The head of Air New Zealand warns that the industry is facing a major challenge in the growing guilt about flying.
Christopher Luxon says four billion of the world’s 7.6 billion people flew on an aircraft last year, which brought great advantages socially and economically.
But environmentally it was a growing challenge, because airlines generated two-to-four percent of global greenhouse emissions.
Luxon said in Western Europe and Scandinavia a trend named “flying guilt” was starting to appear.
He told the Nelson-Tasman business community at a luncheon yesterday, environmental concerns were driving a passenger trend away from long-haul flying, and the industry had to adapt.

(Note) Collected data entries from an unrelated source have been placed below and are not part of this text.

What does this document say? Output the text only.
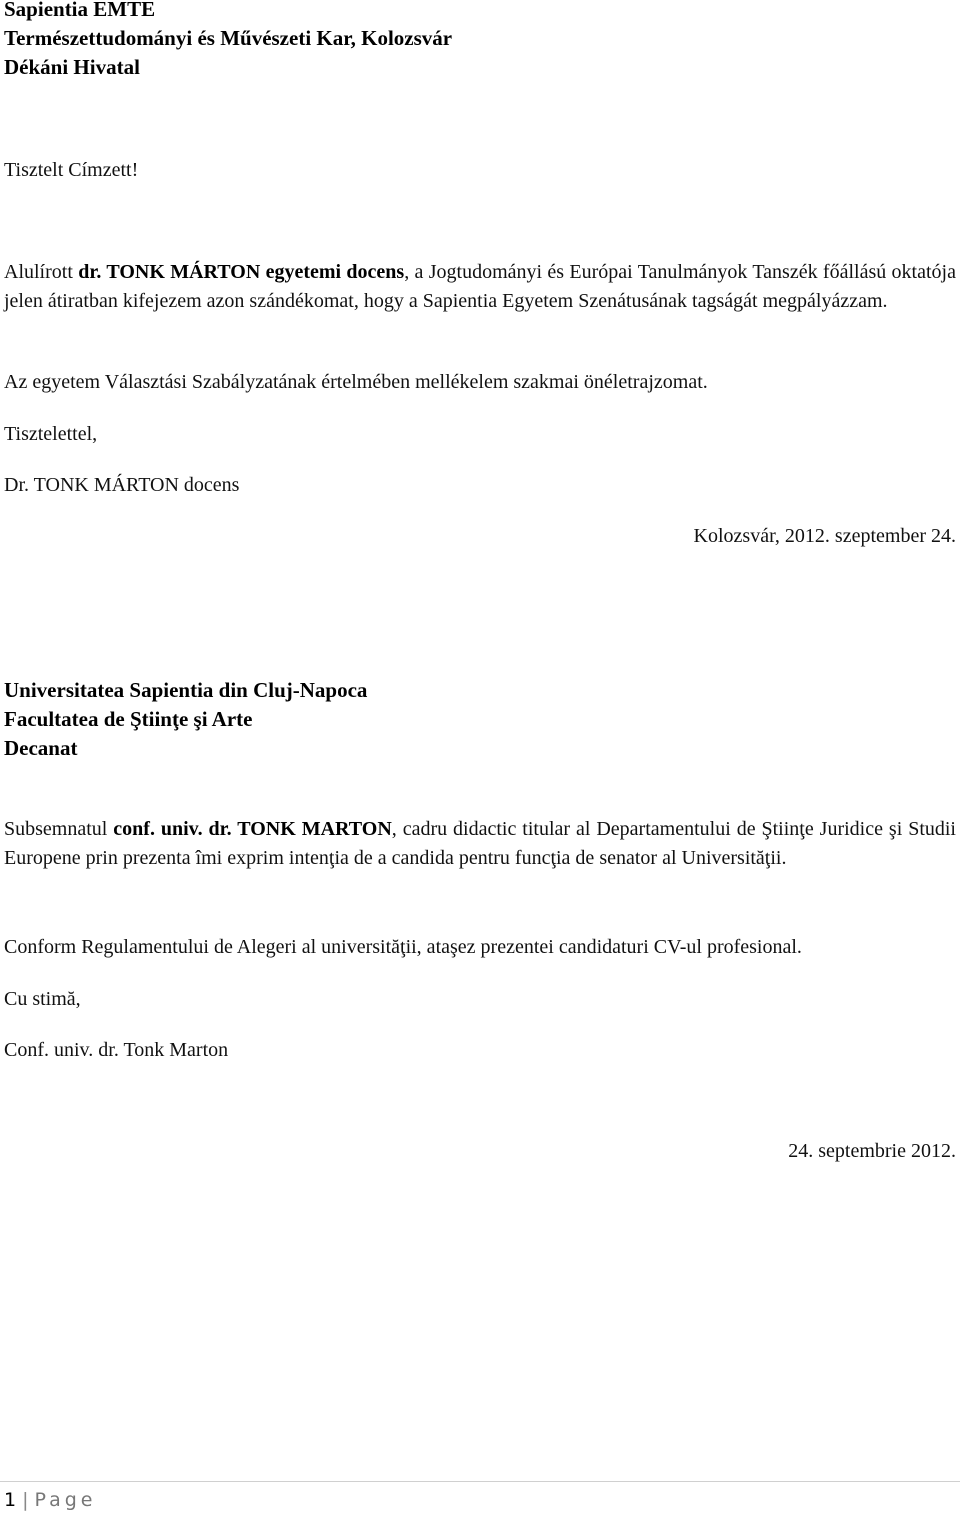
Sapientia EMTE
Természettudományi és Művészeti Kar, Kolozsvár
Dékáni Hivatal
Tisztelt Címzett!
Alulírott dr. TONK MÁRTON egyetemi docens, a Jogtudományi és Európai Tanulmányok Tanszék főállású oktatója jelen átiratban kifejezem azon szándékomat, hogy a Sapientia Egyetem Szenátusának tagságát megpályázzam.
Az egyetem Választási Szabályzatának értelmében mellékelem szakmai önéletrajzomat.
Tisztelettel,
Dr. TONK MÁRTON docens
Kolozsvár, 2012. szeptember 24.
Universitatea Sapientia din Cluj-Napoca
Facultatea de Ştiinţe şi Arte
Decanat
Subsemnatul conf. univ. dr. TONK MARTON, cadru didactic titular al Departamentului de Ştiinţe Juridice şi Studii Europene prin prezenta îmi exprim intenţia de a candida pentru funcţia de senator al Universităţii.
Conform Regulamentului de Alegeri al universităţii, ataşez prezentei candidaturi CV-ul profesional.
Cu stimă,
Conf. univ. dr. Tonk Marton
24. septembrie 2012.
1 | Page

“People are saying, ‘well, actually, I don’t know if I want to jump on a plane for 26 hours to go to New Zealand, to go and see a lovely place there. I might just go to a shorter-in destination, or I may not actually use a ‘plane at all’.”
Luxon said the airline was taking a number of steps towards a more carbon-neutral operation, and hoped to have its first electric turbo prop aircraft on order within a decade.
He said bio-fuels, aircraft powered by hybrid systems and even electrically-powered craft were all on the horizon, and that Air New Zealand’s turboprop engineering base in Nelson was well positioned to adapt to the changes.
“It would make great sense, and given that most of our network is regional flying, 2500 of 3500 weekly flights – if we could invest in electric aircraft and build the systems that would be needed to handle them.”
Luxon said there were many questions around the transition to electric, including the possibility of hybrid aircraft that used fuel for take off and landing, and electricity while in the air.
“These things are happening and they’re more likely to happen with the lower-weight aircraft, which is why I’m quite hopeful that in the next seven, eight or 10 years you could see us placing an order for an electric turbo-prop aircraft.”
Luxon said Air New Zealand was “quite advanced” in this sphere, having forged partnerships with Airbus and Boeing and Cora, the company developing self-piloted electric vehicles.
Last year the airline signed an agreement to bring the world’s first self-piloted air taxi service to New Zealand.
Luxon said he also took every opportunity to pitch New Zealand to the international aviation industry as a good testing ground for the technology.
“We’ve got a well-developed regulatory framework and airspace management, so as a result, why wouldn’t you come here and test some stuff, and build the technology and the systems that will be needed to support it.”